Union president Wade Wood told The News on Monday that the union isn’t trying to pick a fight and that members had been sympathetic to the city’s need to get its books in order.
But now that the city is on solid financial footing – Coun. Sandy Blue said at Monday’s meeting that it may be in its best fiscal shape ever – the union says fire coverage should be boosted. Dodd and Wood say they hope to start a public discussion about fire coverage and the service received by residents.
Hiring enough firefighters to fully staff the hall won’t be cheap. Staffing Hall 7 around the clock with four members would require the city to hire more than 20 firefighters. That would likely add millions of dollars in annual expenses to the city budget, a cost that would be passed onto taxpayers. A one per cent tax increase brings in about $1.4 million of revenue.
Dodd and Wood acknowledged the cost, but said the area’s residents deserve better fire coverage, even if it costs more. The department has one of the largest coverage regions in the province, they note, but residents pays less per capita for fire and rescue coverage than many neighbours, including the Township of Langley.

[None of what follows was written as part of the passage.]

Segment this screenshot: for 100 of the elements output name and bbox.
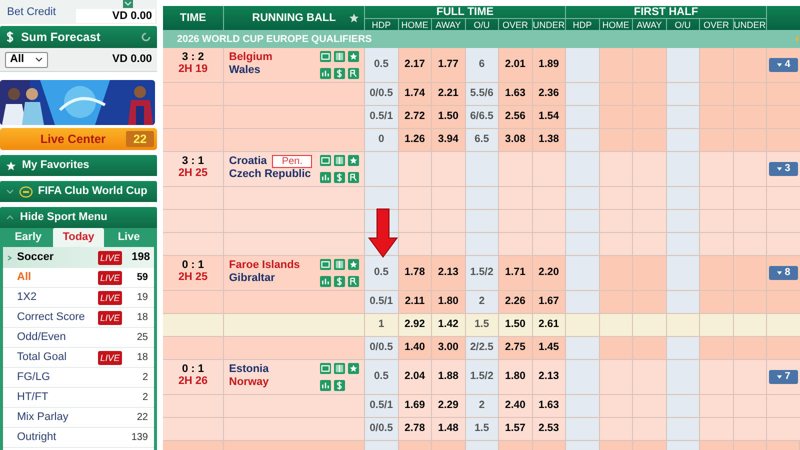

“We’re asking now, if the citizens want a better service or the service we believe they deserve, it’s going to cost a little money,” Wood said. “We’re not looking to get into a disrespectful back and forth with council. We’re saying we’re getting [these comments], we need you to listen, we need you to hear the public.”
Beer said council has been supportive in recent years, pointing to budget increases to allow for the hiring of eight new firefighters this year and last.
“They recognize that as we grow, we’re going to have to grow our fire department,” he said.
Medical calls now make up half of all responses for the department. After hiring six firefighters to ensure full coverage and cover for members on leave last year, council has given the department money to hire the two members for a medical unit. That unit will be expanded in the years to come.
Beer said the opioid overdose epidemic wasn’t foreseeable in 2010, when the plans were made to boost staffing at Hall 7.
“We built a roadmap to get somewhere, but when there’s a hole in the middle of the road, you have to veer around it,” he said.
He said that by 2023, Hall 7 should have two career staff to be supported by on-call members.
“We’re looking at being efficient with how we’re deploying our staff and what we’re deploying them on,” he said.
Correction: This story originally said reported that council had given the fire department money to hire the first two members for a new medical unit.
In fact, the concept is not new and a smaller squad already attends medical calls and others that require a limited response. Staffing limits its availability at the present time. It will need 10 members to be fully operational; this year’s hires are the first phase in that hiring plan.